Production by Daniel Tucker & Collette Prince

Ulwazi Lwakdala – Indigenous knowledge in Science


A short film about integrating indigenous knowledge alongside classroom science in Grahamstown, South Africa. It focuses on a research project started by Maren Seehawer and 5 local teachers aiming to discover how indigenous knowledge can inspire better learning, improve student contribution and make science more relatable. Through the experience of a school learner at Tantyi Primary School this film shows that indigenous knowledge has made a positive impact on his life and future career endeavors. It is an exploration of bringing two worlds, home and science, together.

The film begins with an avid learner, Lithe-tha, who was first introduced to indigenous knowledge in the classroom at Tantyi Primary school in 2015. His teacher, Mr Nuntsu demonstrates to us how he builds the bridges between knowledge at home and knowledge at school. A fundamental role in this knowledge project is encouraging students to bring back knowledge from their elders, parents and siblings on indigenous knowledge. Furthermore, we meet Nomzi who offers insight on indigenous practices and cultural values and why they are important. Later we meet Maren, PHD student, a member of the research project. She speaks on how indigenous knowledges can serve as a tool which not only offers alternatives to western science but also allow for a practical and relatable take on education. Lastly, Lithe-tha reveals the potential in integrating indigenous knowledge alongside classroom science. He inspires a hope in bringing about a change in the South African science curriculum.

Report by Tess Miles, Thingo Mthombeni

Hydrogen: is it the answer to our energy crisis?

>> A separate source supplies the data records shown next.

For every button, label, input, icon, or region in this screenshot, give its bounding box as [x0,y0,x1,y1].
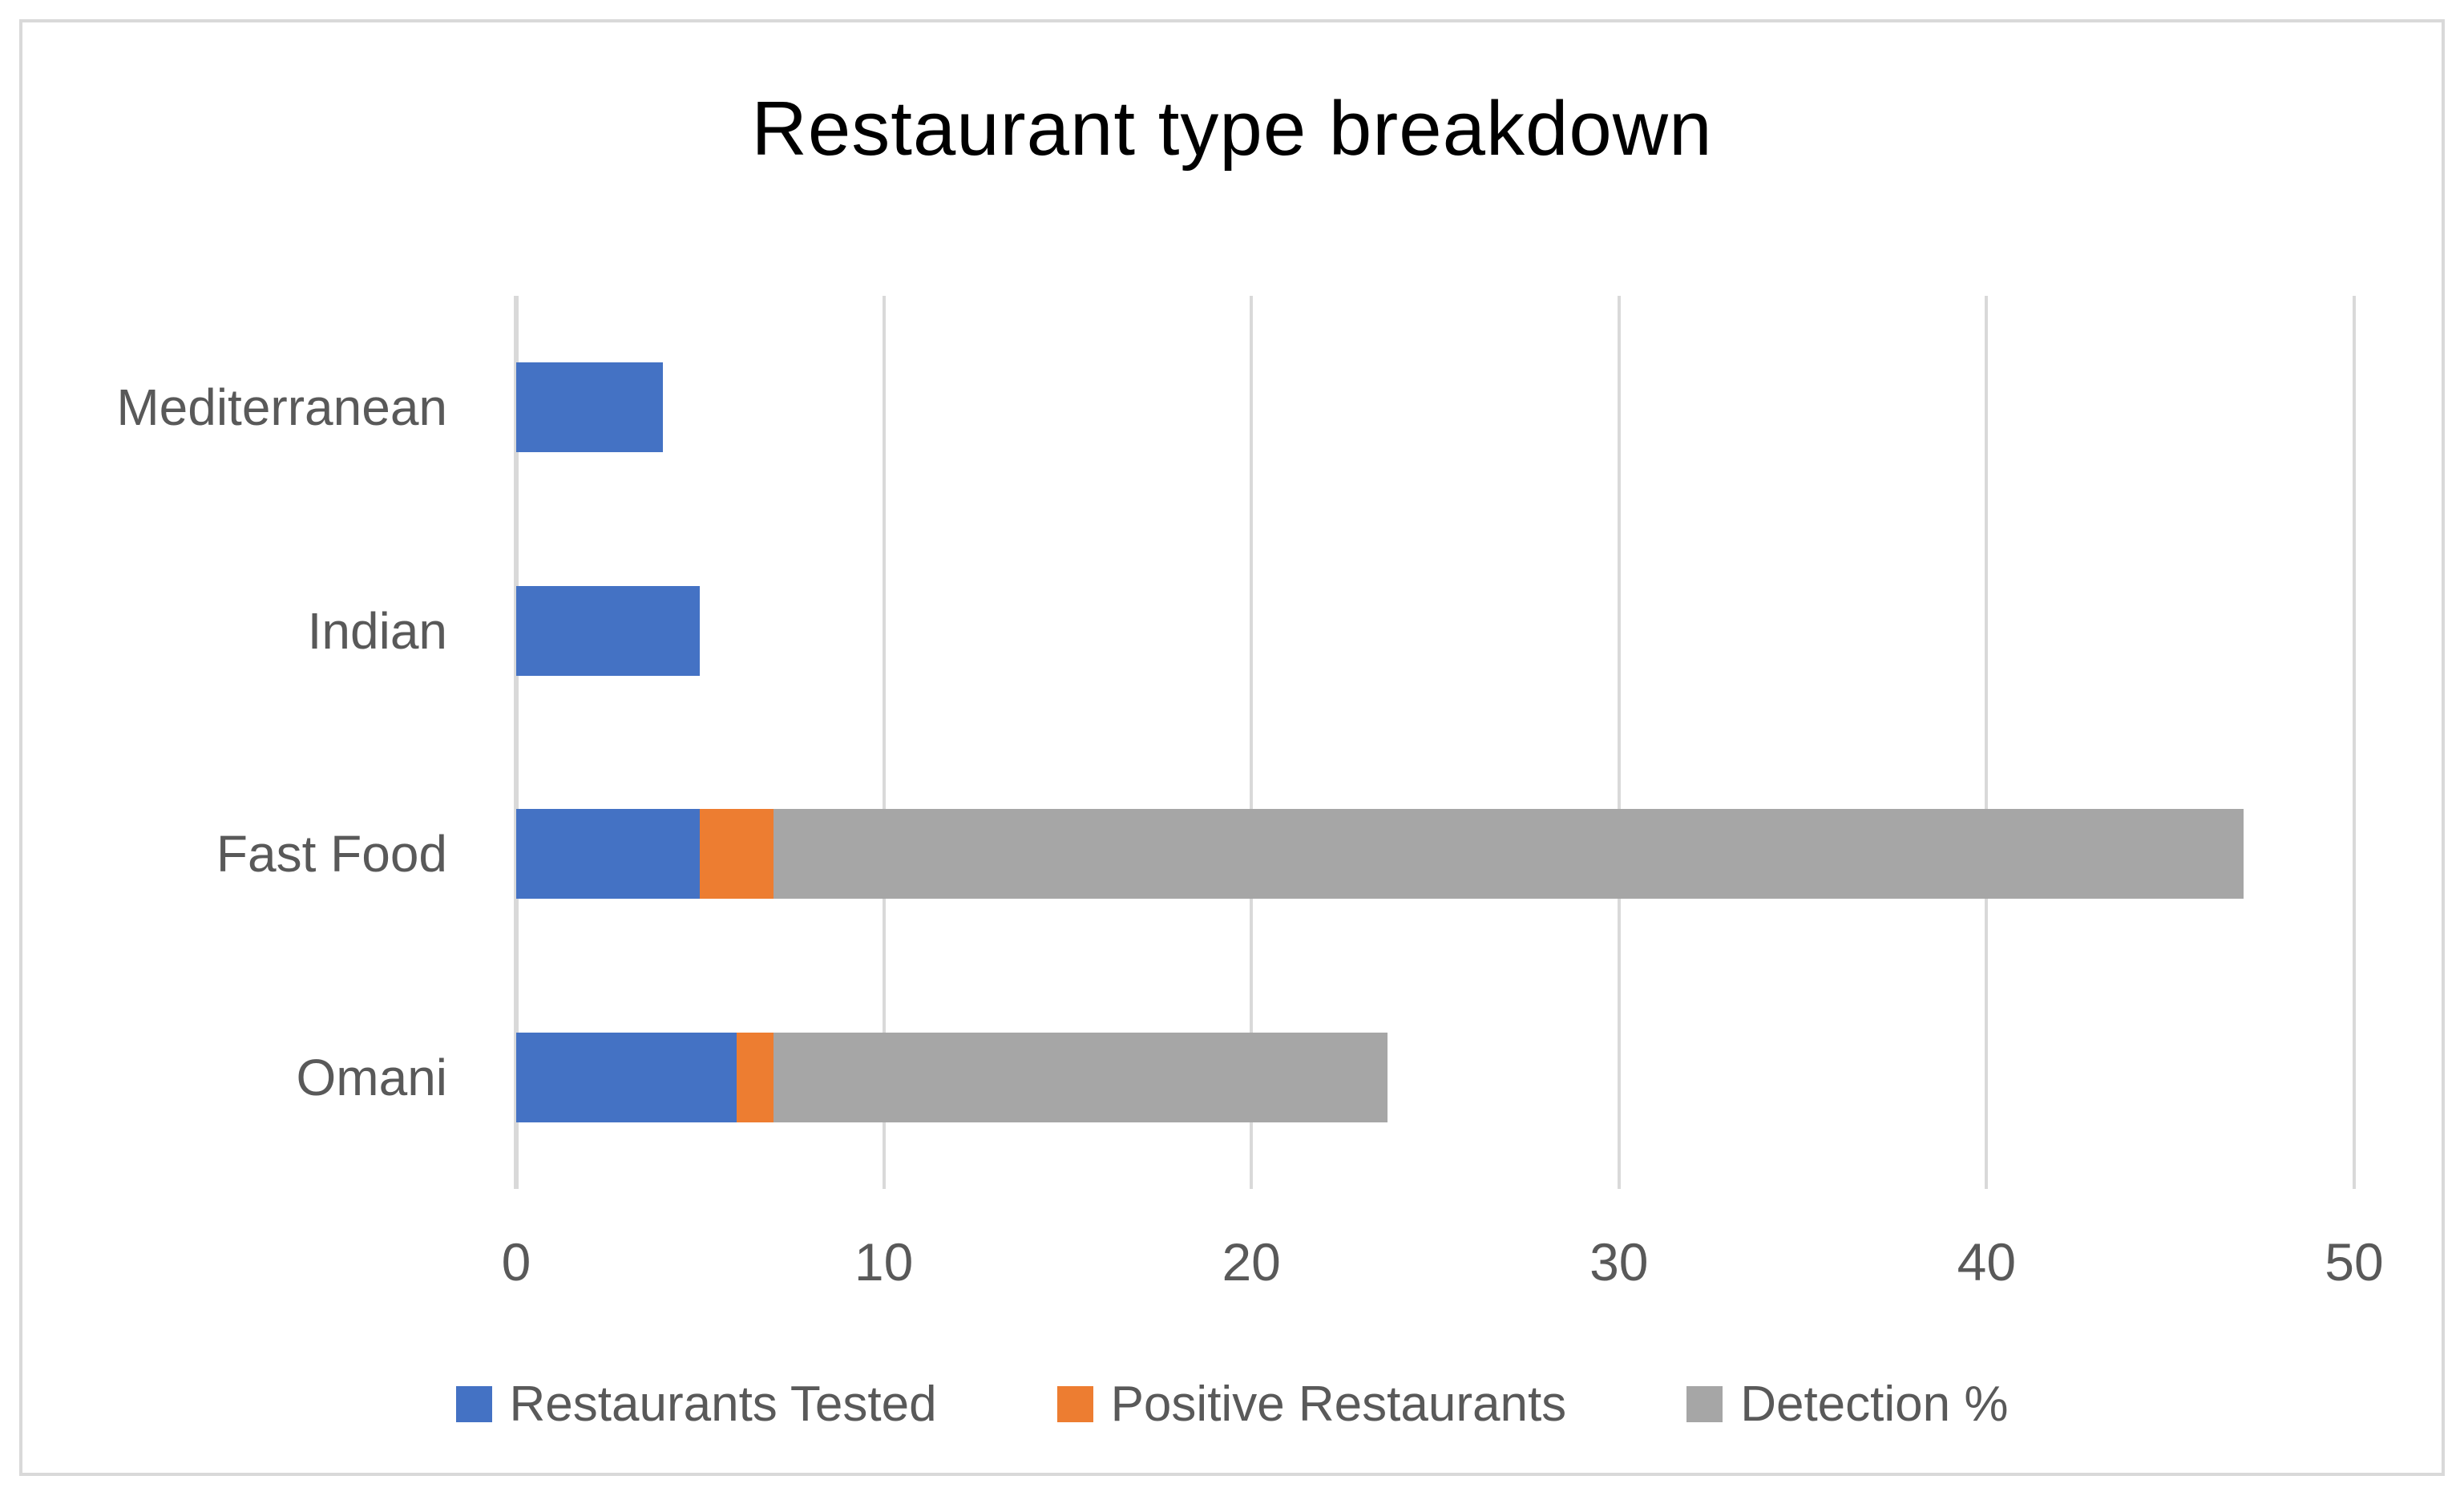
legend-swatch-icon [1686,1386,1723,1422]
legend-item: Detection % [1686,1376,2008,1433]
category-label: Mediterranean [116,378,447,437]
x-tick-label: 50 [2325,1232,2384,1292]
category-label: Omani [296,1048,448,1106]
category-label: Indian [307,601,447,660]
legend-label: Detection % [1740,1377,2009,1432]
gridline [2353,296,2356,1189]
gridline [1985,296,1989,1189]
legend: Restaurants Tested Positive Restaurants De… [22,1376,2442,1433]
x-tick-label: 0 [501,1232,531,1292]
bar-stack [516,362,664,453]
bar-stack [516,585,701,676]
plot-area [514,296,2356,1190]
legend-swatch-icon [455,1386,492,1422]
chart-frame: Restaurant type breakdown Mediterranean I… [19,19,2445,1476]
bar-row [516,742,2354,966]
bar-segment [516,362,664,453]
bar-row [516,296,2354,520]
legend-label: Restaurants Tested [509,1377,937,1432]
category-axis: Mediterranean Indian Fast Food Omani [55,296,447,1189]
x-tick-label: 20 [1222,1232,1281,1292]
bar-segment [737,1032,774,1122]
bar-stack [516,1032,1388,1122]
value-axis: 0 10 20 30 40 50 [502,1231,2384,1296]
legend-item: Positive Restaurants [1056,1376,1567,1433]
bar-stack [516,809,2244,900]
gridline [1617,296,1621,1189]
x-tick-label: 10 [854,1232,914,1292]
chart-title: Restaurant type breakdown [751,86,1713,172]
bar-segment [516,809,701,900]
legend-swatch-icon [1056,1386,1093,1422]
bar-segment [700,809,774,900]
gridline [1250,296,1254,1189]
legend-label: Positive Restaurants [1110,1377,1567,1432]
bar-segment [516,585,701,676]
bar-row [516,966,2354,1190]
category-label: Fast Food [216,825,447,883]
legend-item: Restaurants Tested [455,1376,937,1433]
bar-row [516,520,2354,743]
bar-segment [774,809,2244,900]
category-axis-line [514,296,519,1189]
gridline [882,296,886,1189]
x-tick-label: 30 [1589,1232,1649,1292]
bar-segment [774,1032,1388,1122]
bar-segment [516,1032,737,1122]
x-tick-label: 40 [1957,1232,2017,1292]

This story is about hydrogen and whether or not it is a reliable renewable energy source. It is a film that creates awareness about the importance of renewable energy. The film features two scientists, Dr Henrietta Langmi who specializes in hydrogen and Dr Garth Cambray who specializes in biotechnology. On the one hand Dr Langmi speaks positively about hydrogen as a renewable source of enrgy and on the other hand, Dr Cambray counter argues this view. However, they both agree that in order for hydrogen to be a good renewable source of energy a lot of work still needs to be done.